British Virgin Islands

Thursday, Oct 29, 2020

CJ Pereira must have been joking when she urged governments: “to put their money where their mouths are” HA HA HA!

Virgin Islander and Chief Justice of the Eastern Caribbean Supreme Court (ECSC), Her Ladyship, The Honourable Dame Janice M. Pereira, DBE, has continued her call on governments of member states and territories to do more than just pay lip service to the ECSC, but rather to put their money where their mouths are.
Let’s hope she was just joking. Otherwise, if Mrs. Pereira is seriously expecting politicians to put their money where their mouths are - she had better go back to school, as that altruistic fantasy questions her basic ability to be even just a simple lawyer.
Politicians put money into their own pockets. Full stop.
Politicians have invested so much to get into their positions that they do not care about others, only about putting the money into their own pockets. Just as for Lawyers and Judges, a Politician's mouth is used only for advertising, and has nothing to do with truth or reality....
"The banks are honest"; "The USA is a democracy"; "All men are created equal"; "Courts deliver justice"; "Criminals are in jail, honest people are law makers and judges"; "We’re only taxing you to serve you better"; "We are civil servants"; "you are Right Honorable"; blah, blah, blah ...

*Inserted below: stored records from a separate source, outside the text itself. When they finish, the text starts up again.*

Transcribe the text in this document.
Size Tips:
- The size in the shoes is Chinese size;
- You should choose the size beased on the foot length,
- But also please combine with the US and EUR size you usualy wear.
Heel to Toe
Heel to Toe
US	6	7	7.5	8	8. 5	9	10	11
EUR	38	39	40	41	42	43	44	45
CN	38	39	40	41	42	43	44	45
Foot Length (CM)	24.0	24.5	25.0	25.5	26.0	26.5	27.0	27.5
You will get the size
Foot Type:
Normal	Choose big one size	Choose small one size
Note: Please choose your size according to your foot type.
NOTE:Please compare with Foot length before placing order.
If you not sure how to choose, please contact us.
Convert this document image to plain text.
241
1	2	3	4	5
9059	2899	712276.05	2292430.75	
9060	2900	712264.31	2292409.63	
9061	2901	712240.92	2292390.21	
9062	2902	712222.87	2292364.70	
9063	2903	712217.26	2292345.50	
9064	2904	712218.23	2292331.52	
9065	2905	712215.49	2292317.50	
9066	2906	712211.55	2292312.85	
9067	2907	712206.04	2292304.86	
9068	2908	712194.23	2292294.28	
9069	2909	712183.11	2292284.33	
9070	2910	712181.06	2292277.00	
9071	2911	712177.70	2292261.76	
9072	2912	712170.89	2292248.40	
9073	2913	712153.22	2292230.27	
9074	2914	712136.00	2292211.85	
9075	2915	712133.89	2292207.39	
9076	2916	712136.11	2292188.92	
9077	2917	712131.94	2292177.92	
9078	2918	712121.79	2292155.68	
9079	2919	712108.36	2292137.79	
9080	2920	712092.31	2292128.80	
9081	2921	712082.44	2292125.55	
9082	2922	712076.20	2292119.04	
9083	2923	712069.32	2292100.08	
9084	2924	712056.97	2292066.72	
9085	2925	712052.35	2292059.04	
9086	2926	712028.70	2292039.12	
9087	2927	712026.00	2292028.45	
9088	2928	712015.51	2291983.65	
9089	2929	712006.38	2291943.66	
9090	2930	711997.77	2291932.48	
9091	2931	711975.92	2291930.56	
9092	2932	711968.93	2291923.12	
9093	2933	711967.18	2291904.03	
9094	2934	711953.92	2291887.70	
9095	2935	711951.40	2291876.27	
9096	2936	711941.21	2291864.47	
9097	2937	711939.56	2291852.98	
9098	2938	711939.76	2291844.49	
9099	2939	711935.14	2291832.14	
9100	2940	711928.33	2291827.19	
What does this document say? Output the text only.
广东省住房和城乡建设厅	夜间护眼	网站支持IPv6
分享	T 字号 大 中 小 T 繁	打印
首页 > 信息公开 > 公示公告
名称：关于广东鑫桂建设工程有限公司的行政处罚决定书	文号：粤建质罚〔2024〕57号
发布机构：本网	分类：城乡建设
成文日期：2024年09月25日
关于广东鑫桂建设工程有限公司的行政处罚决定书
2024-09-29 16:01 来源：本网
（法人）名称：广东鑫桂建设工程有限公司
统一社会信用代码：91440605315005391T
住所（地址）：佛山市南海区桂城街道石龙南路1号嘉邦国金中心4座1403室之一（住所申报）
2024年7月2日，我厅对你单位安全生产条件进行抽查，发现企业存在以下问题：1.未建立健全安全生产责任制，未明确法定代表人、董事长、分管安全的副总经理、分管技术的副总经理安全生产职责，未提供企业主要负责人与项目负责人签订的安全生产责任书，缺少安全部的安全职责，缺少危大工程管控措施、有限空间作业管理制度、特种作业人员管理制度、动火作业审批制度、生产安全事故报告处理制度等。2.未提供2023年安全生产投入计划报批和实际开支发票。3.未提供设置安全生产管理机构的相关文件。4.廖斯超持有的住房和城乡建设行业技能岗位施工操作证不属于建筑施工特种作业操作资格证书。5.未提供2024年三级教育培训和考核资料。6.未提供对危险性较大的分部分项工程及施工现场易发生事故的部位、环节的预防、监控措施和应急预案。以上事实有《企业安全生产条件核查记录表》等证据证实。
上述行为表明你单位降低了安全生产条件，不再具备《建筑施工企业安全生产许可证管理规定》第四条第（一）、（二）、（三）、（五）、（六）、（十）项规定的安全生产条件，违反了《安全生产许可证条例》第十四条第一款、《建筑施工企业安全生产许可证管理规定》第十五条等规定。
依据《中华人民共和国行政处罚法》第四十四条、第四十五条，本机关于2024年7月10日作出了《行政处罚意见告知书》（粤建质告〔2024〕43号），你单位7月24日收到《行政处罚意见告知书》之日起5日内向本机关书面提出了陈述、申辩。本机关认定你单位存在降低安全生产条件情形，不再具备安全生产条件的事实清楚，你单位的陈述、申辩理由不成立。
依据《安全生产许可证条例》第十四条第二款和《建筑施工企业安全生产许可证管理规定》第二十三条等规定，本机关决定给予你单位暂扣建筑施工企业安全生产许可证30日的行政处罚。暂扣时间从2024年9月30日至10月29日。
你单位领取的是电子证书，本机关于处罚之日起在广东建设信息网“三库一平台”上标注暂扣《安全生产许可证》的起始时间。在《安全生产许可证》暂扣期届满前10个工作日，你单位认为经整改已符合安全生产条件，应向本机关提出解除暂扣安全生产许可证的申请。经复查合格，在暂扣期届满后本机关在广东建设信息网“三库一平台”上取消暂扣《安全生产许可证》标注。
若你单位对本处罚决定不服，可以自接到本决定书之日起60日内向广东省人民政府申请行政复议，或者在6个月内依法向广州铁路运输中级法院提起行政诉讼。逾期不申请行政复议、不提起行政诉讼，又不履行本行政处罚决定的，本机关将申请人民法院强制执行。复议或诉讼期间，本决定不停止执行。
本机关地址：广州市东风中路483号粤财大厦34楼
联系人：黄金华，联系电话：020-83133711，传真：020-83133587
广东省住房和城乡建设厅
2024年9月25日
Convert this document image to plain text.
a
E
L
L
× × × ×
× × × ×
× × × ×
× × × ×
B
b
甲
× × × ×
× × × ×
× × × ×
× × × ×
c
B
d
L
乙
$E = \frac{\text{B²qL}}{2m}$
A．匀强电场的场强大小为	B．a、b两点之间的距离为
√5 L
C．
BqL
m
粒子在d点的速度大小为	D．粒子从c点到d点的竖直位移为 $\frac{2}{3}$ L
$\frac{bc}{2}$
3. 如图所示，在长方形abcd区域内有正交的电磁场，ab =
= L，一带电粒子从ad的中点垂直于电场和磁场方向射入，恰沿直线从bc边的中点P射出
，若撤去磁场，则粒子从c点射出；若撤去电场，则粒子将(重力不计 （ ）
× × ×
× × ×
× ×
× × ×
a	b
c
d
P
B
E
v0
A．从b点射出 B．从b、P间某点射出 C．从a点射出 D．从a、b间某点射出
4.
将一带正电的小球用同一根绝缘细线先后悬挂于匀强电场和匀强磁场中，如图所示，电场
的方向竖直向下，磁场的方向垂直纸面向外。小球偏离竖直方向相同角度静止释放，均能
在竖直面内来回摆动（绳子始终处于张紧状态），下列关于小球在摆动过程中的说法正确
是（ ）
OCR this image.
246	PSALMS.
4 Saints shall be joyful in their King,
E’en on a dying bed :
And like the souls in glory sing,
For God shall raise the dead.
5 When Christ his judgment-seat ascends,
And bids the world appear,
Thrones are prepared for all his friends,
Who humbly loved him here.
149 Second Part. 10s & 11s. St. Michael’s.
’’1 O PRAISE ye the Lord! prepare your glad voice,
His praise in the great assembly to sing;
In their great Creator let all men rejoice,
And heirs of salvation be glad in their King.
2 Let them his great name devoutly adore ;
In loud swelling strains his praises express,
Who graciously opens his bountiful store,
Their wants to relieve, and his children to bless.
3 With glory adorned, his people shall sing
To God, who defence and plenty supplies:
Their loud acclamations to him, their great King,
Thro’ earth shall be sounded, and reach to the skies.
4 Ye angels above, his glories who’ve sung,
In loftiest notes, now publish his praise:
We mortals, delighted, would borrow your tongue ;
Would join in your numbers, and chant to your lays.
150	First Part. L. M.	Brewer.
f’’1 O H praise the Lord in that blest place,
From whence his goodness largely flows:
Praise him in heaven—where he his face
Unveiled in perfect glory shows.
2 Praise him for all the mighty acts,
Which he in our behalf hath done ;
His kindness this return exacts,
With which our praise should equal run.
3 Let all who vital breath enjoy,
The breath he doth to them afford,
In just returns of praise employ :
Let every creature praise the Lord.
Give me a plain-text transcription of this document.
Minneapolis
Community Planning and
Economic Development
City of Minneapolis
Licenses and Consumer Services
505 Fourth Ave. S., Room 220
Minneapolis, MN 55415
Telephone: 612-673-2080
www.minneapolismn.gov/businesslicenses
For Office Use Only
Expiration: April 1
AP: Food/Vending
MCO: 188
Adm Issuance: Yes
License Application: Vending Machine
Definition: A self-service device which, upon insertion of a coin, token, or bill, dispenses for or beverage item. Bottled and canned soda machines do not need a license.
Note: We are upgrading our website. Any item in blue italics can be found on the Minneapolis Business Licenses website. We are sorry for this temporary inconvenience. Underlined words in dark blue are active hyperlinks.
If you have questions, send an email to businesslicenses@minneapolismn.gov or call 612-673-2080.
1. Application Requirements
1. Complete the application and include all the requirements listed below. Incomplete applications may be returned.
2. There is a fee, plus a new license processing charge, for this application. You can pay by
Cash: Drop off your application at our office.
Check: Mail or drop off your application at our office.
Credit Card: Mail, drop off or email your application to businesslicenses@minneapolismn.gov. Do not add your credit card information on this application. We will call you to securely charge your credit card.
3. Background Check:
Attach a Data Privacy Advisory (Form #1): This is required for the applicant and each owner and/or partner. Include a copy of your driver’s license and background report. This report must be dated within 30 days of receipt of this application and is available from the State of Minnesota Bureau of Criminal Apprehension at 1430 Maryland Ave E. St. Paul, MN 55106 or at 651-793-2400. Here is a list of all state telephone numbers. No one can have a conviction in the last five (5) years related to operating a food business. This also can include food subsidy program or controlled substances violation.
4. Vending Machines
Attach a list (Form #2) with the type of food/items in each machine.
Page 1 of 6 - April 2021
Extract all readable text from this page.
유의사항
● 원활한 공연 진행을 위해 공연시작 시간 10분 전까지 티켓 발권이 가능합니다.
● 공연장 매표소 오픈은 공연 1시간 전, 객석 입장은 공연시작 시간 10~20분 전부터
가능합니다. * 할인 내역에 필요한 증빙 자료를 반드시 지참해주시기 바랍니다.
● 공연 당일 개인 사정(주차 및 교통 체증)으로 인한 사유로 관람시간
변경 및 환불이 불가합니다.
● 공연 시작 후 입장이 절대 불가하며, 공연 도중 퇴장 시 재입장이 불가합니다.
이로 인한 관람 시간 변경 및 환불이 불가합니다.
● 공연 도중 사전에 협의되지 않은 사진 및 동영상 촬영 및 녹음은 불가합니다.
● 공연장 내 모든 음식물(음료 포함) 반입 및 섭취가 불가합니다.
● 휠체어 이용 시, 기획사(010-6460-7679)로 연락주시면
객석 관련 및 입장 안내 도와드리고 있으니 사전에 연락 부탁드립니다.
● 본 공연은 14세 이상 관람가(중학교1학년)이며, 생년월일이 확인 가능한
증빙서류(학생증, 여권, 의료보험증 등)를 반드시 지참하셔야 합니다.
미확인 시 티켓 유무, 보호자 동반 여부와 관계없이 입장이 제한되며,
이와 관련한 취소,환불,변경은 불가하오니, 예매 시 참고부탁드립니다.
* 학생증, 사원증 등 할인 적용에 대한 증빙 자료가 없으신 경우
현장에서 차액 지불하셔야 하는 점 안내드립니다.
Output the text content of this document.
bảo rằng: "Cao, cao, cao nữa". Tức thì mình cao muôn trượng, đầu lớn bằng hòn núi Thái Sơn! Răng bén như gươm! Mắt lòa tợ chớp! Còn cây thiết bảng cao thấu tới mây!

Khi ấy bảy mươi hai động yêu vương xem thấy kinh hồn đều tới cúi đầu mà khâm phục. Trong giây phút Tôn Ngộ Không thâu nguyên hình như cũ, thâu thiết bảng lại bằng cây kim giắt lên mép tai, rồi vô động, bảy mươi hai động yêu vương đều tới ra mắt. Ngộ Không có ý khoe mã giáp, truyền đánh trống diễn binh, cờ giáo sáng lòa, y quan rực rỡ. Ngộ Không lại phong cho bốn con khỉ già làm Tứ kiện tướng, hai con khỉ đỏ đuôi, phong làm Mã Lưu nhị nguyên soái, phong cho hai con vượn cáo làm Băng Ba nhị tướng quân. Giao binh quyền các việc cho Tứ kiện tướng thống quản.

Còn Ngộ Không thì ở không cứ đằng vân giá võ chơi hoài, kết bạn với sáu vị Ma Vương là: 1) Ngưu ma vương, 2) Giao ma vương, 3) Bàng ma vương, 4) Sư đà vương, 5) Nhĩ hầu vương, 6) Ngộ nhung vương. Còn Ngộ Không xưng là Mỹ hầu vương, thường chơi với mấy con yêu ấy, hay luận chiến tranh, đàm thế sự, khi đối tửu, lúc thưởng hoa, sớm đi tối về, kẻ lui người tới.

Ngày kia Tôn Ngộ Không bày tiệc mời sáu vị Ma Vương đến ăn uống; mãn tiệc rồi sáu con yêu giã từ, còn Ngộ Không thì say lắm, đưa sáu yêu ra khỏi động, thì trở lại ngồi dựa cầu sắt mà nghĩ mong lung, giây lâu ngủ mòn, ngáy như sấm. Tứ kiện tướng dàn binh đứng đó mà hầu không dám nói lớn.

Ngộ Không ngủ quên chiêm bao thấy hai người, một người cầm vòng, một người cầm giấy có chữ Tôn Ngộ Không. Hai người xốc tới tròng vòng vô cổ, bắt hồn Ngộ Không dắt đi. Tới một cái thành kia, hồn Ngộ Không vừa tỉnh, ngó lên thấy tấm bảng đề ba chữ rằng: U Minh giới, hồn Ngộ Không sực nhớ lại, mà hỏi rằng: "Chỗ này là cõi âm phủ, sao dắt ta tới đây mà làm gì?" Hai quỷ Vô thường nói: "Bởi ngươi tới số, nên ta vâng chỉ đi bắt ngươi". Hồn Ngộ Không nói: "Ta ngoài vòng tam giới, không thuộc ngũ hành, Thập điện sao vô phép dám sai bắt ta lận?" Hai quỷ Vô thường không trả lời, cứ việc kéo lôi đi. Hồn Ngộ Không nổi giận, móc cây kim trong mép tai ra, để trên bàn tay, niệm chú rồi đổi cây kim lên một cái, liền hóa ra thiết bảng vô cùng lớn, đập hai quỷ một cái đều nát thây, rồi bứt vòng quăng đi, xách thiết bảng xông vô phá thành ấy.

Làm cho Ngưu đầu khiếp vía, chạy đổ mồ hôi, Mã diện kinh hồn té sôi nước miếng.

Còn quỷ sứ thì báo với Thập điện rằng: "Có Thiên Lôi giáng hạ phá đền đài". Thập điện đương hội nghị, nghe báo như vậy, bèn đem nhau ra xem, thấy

The Honorable Pereira was at the time giving her address, broadcast to all member states and territories of the ECSC, from Antigua and Barbuda at the Opening of the 2019/20 Law Year under the theme: “A NEW ERA for the Eastern Caribbean Supreme Court: the Road to achieving Court Excellence” on Monday, January 13, 2020.

The Chief Justice named and thanked a number of persons who took up appointments in jurisdictions across the Eastern Caribbean States and said it is no hidden fact that the Court is under-resourced both in terms of human and financial capital.

“In respect to human capital, I put the call out to those of our legal practitioners who are eminently qualified to step up to the plate and serve not on a part-time basis but full-time. It has been said that some of our finest work comes through service to others.”


Courts operating without a budget

On the financial side of things, the Chief Justice urged governments to provide more than lip service.

“I once more call on the executives of our governments across the region to do more and provide more than lip service to the courts.”

According to Hon Pereira, the courts have been made to operate without an approved budget for several months now “and with promises not kept.”

She continued, “The fact that a little time, just once in the space of a year, to address funding for the court seems elusive, it speaks volume about where the judiciary is pegged, somewhere on the bottom rung of the ladder.”

Hon Pereira described this as a chronic failure by governments to adequately fund the courts in their jurisdiction, which prevents the court from putting strategic plans into action.

“The reforms and enhancements to current court processes and procedures and the addition of new ones coupled with capacity building amongst our judicial officers and court staff can only go so far.

“If we fail to appreciate our human resources and if the doors of our courts are closed or our physical facilities cannot support our courts optimised scheduling of matters, or where basic facilities fail to be provided at all then all, the reforms, no matter how well intended, count to nought.”


‘I am unable to silent about it’

Similar admonishments were made by Hon Pereira during the opening of the 2018/19 Law Year on September 18, 2018.

She had noted that the budgetary allocation for the operations of the Court in any of the Member States and Territories is less than 3% of the annual budget of any of the States in any year and had lamented that yet the financial position of the Court, year after year, remains one of grave concern.

“I am unable to stay silent about it. This Court does not have the benefit of a trust fund arrangement which at least serves as a buffer between the Judiciary and the Executive which holds the power of the purse. This Court must seek approval each year for its operational budget. Even so, the Court is constantly faced with the failure of some States to honour their financial obligations. Arrears continue to mount in respect of monies due to the Court.”

Hon Pereira had said at the time that the aggregate of arrears in contributions due to the Court stood at just over 22 million dollars.

“These shortcomings pose real risks to the administration of justice as they affect the Court’s ability to plan and implement programmes, or to employ resources vital for bringing about reforms or to keep the Court functioning as it should. These failures undermine access to justice and the delivery of justice,” Hon Pereira had stated.


About the ECSC

The Eastern Caribbean Supreme Court (ECSC) was established in 1967 by the West Indies Associated States Supreme Court Order No. 223 of 1967.

The (ECSC) is a superior court of record for the Organisation of Eastern Caribbean States (OECS), including six independent states: Antigua and Barbuda, the Commonwealth of Dominica, Grenada, Saint Kitts and Nevis, Saint Lucia, Saint Vincent and the Grenadines and three British Overseas Territories (Anguilla, [British] Virgin Islands, and Montserrat).

It has unlimited jurisdiction in each member state.